Twee van de negen PGG-deelnemers staan inmiddels op straat. Heeft ”bidden bij de baas” dan wel zin? Gooden is ervan overtuigd. ”We hebben niet gebeden of wij niet zouden worden ontslagen, maar of we er christelijk mee zouden mogen omgaan als het ons zou treffen. Emoties komen toch. Maar de vraag is of je je daar door laat beheersen.” Een van de ontslagen collega’s neemt nog steeds deel aan de gebedsgroep. ”Het is geweldig als je zo om elkaar heen kunt staan. We bidden nu voor de sollicitaties van de ontslagen collega’s.” Gooden erkent de waarde van het persoonlijk gebed in de ”binnenkamer”, maar wijst ook op de meerwaarde van een gezamenlijk gebed. ”Zo’n gebed is niet méér waard, maar je kunt elkaar wel meenemen, elkaar bemoedigen, stimuleren. Anders dreigt het gevaar dat bidden blijft steken in goede voornemens.” In een gebedsgroep kun je als christenen onderlinge gemeenschap beoefenen, zegt de NLR-projectleider. ”De Heere Jezus heeft beloofd: ”Waar twee of drie in Mijn Naam vergaderd zijn, ben Ik in het midden.” Dan mag je zegen verwachten. Op de pinksterdag waren de apostelen eendrachtig bijeen. Daar zal ook gebed bij zijn geweest.”

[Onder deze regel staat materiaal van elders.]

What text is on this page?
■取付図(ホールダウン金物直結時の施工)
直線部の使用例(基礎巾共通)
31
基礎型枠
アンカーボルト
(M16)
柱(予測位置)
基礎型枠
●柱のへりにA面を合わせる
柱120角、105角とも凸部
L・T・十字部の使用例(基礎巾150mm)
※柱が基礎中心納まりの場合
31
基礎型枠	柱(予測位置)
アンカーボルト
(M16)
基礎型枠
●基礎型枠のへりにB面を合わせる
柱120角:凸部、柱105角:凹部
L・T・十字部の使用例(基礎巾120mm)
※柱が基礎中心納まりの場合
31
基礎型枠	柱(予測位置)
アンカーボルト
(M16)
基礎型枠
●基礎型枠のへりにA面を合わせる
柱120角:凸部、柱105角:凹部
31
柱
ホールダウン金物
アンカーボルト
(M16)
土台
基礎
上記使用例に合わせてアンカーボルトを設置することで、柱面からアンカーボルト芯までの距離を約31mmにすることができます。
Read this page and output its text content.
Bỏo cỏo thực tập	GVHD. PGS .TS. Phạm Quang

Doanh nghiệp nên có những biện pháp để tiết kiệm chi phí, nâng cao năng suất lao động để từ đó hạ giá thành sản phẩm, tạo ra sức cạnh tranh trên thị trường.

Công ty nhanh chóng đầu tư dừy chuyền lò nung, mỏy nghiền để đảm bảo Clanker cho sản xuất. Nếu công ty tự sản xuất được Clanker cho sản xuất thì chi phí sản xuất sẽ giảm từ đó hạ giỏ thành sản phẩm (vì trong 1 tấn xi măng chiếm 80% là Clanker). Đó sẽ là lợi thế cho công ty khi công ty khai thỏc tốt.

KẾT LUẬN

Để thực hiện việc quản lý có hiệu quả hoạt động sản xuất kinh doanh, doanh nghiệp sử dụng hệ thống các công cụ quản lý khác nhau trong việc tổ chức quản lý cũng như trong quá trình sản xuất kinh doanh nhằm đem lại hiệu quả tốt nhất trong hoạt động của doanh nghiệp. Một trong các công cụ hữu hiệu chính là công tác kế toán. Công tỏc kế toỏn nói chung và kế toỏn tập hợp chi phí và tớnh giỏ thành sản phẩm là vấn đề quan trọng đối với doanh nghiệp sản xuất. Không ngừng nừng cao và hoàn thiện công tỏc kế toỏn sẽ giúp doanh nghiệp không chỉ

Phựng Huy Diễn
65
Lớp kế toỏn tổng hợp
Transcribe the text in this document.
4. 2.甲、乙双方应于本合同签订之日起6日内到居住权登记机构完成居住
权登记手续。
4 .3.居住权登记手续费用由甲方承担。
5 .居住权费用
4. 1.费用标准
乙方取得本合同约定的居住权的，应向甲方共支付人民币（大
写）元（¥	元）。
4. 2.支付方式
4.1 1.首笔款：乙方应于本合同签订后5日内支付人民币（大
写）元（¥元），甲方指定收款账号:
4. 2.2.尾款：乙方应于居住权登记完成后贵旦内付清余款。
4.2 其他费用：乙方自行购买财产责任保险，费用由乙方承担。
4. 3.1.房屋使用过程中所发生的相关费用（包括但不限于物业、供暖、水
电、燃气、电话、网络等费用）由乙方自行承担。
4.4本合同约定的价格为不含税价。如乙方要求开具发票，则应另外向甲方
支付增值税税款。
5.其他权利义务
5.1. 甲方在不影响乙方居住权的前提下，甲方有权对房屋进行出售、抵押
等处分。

Gooden vindt het moeilijk om ’resultaten’ van de gebedsgroep aan te wijzen. ”Dat is soms niet zo eenvoudig meetbaar. We bidden om wijsheid voor directie en OR. Maar hoe meet je dat? Resultaten vormen voor ons geen doel op zich.” Toch noemt de NLR-projectleider een ’klein’ voorbeeldje. ”Enige tijd geleden was er een rapport zoek op het NLR. Een geleend rapport van een collega-instituut. Heel erg vervelend. Er was serieus gezocht. Tevergeefs. We hebben het probleem de Heere voorgelegd. Laat het rapport nu direct na de bijeenkomst ineens boven tafel komen Het is een bijna kinderlijk voorbeeld. Maar je moet het wel willen zien.”